Be Charge nei prossimi 3-5 anni punta a installare nelle città, e anche nelle aree meno centrali, circa 30mila nuovi punti di ricarica, destinati a integrare il network di stazioni già esistenti.

Paolo Martini, Ceo di Be Charge

“Il nostro progetto di sviluppo è ambizioso e prevede l’elettrificazione e la conseguente digitalizzazione dell’intera Penisola”, commenta Paolo Martini, Ceo di Be Charge, “siamo già a buon punto con oltre 3.500 punti di ricarica già installati e altrettanti già autorizzati. In questa ottica, ricoprono un ruolo centrale non solo le grandi città e le metropoli ma anche i centri più piccoli. Soltanto con la collaborazione delle amministrazioni territoriali potremo infatti consentire la transizione definitiva alla mobilità elettrica in Italia e realizzare l’infrastruttura di ricarica per veicoli elettrici necessaria al nostro Paese”.

Il network cresce con le colonnine e sarà sempre più il perno di un’esperienza che gli utenti sfrutteranno grazie al digitale, gestendo il processo di ricarica via app per individuare la stazione più vicina, consultare i prezzi, procedere al pagamento. Ma il cambiamento si costruisce con visioni e azioni più ampie e nel 2020 l’operatore ha accelerato molto nella sua spinta al cambiamento, in particolare negli ultimi mesi.

A settembre una svolta decisa è stata impressa ai canali digitali e all’identità visiva del brand, che rispecchiano ancora meglio il concetto dinamico e vibrante di energia: comunicare la propria mission è importante per ogni azienda, ma quando si tratta di mobilità c’è un messaggio molto più forte e trasversale da far arrivare a chi naviga un sito o segue i canali social.
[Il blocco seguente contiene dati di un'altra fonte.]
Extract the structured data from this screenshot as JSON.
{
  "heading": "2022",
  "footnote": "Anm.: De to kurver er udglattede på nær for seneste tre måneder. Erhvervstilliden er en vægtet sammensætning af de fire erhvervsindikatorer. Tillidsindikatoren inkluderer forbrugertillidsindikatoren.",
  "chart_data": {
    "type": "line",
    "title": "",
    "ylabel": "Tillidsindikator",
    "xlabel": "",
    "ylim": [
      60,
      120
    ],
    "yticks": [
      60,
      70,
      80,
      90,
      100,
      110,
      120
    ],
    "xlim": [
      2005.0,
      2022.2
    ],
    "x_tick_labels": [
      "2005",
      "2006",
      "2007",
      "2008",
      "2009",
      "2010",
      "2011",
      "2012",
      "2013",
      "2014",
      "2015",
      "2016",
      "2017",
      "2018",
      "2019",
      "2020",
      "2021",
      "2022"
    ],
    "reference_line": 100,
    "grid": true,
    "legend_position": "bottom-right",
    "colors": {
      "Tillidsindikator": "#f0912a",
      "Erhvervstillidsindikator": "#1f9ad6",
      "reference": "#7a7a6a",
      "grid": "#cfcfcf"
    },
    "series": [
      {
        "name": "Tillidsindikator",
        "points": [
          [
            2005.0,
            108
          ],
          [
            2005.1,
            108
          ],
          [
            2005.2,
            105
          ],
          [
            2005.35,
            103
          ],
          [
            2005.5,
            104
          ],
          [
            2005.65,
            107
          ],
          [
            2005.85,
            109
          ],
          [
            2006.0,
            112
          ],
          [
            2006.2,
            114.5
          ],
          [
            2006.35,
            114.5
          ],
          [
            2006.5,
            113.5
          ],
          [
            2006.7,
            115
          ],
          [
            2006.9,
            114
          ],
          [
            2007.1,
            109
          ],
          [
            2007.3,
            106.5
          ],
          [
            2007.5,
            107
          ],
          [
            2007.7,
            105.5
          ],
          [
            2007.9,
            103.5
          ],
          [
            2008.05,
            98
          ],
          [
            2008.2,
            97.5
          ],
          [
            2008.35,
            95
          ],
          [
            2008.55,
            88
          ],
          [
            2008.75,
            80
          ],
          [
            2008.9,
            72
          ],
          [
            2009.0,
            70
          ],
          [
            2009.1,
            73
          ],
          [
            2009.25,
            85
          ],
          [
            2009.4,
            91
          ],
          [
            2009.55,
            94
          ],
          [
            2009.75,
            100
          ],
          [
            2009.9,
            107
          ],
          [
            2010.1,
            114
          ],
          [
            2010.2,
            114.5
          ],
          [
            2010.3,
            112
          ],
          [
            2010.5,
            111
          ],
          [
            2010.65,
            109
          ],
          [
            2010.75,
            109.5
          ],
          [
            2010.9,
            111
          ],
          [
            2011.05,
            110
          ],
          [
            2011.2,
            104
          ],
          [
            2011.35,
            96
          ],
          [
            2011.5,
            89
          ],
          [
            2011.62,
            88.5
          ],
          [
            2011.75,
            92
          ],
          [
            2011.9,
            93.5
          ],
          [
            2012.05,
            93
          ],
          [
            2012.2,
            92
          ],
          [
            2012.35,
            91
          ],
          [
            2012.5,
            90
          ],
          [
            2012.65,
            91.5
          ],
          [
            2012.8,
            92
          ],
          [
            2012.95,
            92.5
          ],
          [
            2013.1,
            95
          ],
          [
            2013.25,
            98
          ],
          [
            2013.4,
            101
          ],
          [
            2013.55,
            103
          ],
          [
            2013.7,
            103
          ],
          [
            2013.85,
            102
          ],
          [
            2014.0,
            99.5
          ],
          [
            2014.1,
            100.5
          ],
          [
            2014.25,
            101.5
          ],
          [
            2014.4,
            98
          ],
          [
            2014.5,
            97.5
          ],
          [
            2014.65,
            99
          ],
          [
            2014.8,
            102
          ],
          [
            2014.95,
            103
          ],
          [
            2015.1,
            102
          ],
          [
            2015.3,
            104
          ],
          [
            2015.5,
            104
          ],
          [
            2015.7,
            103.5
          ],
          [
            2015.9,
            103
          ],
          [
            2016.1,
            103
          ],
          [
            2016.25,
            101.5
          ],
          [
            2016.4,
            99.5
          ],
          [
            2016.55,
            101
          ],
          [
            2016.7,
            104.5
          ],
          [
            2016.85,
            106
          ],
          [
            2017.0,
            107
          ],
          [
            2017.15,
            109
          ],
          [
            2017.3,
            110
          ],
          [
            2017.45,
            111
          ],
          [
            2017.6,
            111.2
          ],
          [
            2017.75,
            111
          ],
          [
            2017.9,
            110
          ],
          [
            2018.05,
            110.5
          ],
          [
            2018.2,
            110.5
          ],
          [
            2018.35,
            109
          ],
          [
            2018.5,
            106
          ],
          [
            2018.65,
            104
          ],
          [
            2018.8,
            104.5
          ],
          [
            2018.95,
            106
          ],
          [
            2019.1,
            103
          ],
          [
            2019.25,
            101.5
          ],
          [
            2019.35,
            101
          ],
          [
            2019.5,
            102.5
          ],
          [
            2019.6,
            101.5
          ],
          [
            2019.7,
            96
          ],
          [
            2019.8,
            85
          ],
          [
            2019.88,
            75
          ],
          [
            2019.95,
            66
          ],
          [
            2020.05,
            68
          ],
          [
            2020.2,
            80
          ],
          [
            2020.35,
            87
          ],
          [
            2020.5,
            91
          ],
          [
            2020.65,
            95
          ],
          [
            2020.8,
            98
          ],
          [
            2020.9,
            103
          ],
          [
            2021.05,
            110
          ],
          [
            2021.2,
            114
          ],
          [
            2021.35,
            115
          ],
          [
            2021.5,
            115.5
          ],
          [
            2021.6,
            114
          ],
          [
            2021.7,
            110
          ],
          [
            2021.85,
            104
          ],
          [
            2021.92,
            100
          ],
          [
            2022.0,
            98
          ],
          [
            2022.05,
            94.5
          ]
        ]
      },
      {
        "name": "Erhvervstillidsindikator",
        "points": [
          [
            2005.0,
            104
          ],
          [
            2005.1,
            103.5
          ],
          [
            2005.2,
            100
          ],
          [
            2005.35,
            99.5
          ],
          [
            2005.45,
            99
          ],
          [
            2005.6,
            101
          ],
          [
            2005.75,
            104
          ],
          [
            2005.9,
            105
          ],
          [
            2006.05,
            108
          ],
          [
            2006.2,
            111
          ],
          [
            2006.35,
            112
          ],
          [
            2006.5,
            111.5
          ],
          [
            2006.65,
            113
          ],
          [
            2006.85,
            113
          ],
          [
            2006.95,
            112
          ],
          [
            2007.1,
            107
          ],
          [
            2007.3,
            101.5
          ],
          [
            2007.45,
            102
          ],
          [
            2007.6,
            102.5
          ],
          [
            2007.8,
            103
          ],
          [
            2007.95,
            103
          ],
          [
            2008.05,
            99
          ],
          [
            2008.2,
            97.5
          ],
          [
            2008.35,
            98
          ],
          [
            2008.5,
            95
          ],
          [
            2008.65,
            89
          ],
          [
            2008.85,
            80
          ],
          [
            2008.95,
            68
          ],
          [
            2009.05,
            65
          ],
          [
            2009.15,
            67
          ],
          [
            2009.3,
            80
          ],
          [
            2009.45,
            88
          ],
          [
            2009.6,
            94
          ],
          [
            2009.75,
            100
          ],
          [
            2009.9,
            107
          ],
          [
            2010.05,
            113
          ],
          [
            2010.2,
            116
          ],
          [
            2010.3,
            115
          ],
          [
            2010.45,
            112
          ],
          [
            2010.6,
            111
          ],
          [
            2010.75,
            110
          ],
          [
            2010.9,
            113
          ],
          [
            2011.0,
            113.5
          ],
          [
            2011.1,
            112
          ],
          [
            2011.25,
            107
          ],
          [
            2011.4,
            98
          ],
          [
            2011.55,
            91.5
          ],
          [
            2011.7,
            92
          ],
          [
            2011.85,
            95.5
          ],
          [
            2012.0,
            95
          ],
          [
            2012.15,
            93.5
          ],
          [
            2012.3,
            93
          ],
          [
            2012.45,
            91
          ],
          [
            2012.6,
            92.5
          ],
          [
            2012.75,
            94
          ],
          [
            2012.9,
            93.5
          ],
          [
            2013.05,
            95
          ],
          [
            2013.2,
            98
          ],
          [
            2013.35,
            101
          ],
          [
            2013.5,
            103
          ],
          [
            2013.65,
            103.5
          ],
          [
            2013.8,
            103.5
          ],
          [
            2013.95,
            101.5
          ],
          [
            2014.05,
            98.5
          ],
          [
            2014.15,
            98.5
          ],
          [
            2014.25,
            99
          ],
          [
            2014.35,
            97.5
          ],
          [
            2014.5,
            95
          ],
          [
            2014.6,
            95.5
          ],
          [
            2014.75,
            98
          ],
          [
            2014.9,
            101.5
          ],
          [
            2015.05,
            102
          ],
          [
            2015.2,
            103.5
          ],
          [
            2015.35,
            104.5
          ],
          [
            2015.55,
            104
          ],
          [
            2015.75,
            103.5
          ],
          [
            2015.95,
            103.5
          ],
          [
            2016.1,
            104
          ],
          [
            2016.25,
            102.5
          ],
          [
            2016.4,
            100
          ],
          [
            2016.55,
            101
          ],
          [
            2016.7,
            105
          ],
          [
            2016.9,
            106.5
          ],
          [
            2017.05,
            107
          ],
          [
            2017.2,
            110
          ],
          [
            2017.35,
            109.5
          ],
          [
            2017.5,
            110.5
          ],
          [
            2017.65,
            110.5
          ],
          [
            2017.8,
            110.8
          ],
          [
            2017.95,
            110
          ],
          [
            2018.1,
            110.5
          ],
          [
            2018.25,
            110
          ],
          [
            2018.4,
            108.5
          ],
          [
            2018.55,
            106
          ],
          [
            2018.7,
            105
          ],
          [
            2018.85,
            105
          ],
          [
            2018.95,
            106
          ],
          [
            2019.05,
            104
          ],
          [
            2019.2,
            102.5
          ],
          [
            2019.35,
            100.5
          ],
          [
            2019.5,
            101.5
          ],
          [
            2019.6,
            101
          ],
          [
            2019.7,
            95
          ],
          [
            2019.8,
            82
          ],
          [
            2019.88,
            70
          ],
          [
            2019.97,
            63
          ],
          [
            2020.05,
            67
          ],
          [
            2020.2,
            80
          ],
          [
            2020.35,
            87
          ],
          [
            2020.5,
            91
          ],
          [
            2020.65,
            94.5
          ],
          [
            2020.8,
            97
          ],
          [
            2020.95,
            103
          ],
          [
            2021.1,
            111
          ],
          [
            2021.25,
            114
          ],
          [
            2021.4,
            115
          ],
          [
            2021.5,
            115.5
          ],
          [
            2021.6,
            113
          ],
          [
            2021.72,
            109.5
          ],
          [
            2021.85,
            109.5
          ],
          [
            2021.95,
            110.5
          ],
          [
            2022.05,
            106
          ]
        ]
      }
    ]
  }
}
L’e-mobility è un cambiamento al quale tutti possono prendere parte, che genera impatti profondi sulle comunità e sugli stili di vita: quello di Be Charge non è un semplice restyling ma un racconto più aperto e dinamico, che mette sempre al centro l’evoluzione della sua rete di ricarica, con la mappa dedicata in costante aggiornamento.

Be Charge non solo offre una rete diffusa e i vantaggi del digitale, ma è sempre pronta a gestire i bisogni dei clienti perché le stazioni sono monitorate tutto il giorno grazie a un help desk dedicato.

Il supporto nella road map verso i prossimi anni arriva anche da nuovi investimenti: a ottobre il gruppo Be Power, a cui Be Charge fa capo, ha annunciato infatti un boost di finanziamento da parte della tech bank illimity pari a 14 milioni di euro in sei anni. Il finanziamento consentirà al gruppo di perseguire con ancora più determinazione gli obiettivi del suo piano industriale e quindi a Be Charge di tendere con più spinta all’obiettivo 30mila punti di ricarica, un impegno che vale un investimento complessivo superiore ai 150 milioni di euro per andare incontro anche alla previsione di crescita del parco italiano di veicoli elettrici.

Il cambiamento è il motore di Be Charge ma anche quello di tantissimi altri individui come hanno dimostrato le Storie di Carica nell’ambito della campagna di comunicazione che il brand ha lanciato da poche settimane per un ulteriore racconto, grazie alle pillole video presenti su bec.energy. Le persone cambiano la loro vita e spesso anche i territori in cui vivono, soprattutto quando fanno scelte dettate da una nuova energia, quella personale ma anche quella per muoversi e spostarsi. Be Charge continuerà a promuovere la transizione verso l’e-mobility con l’elettrificazione e la digitalizzazione perché il futuro è la somma del cambiamento di ogni giorno.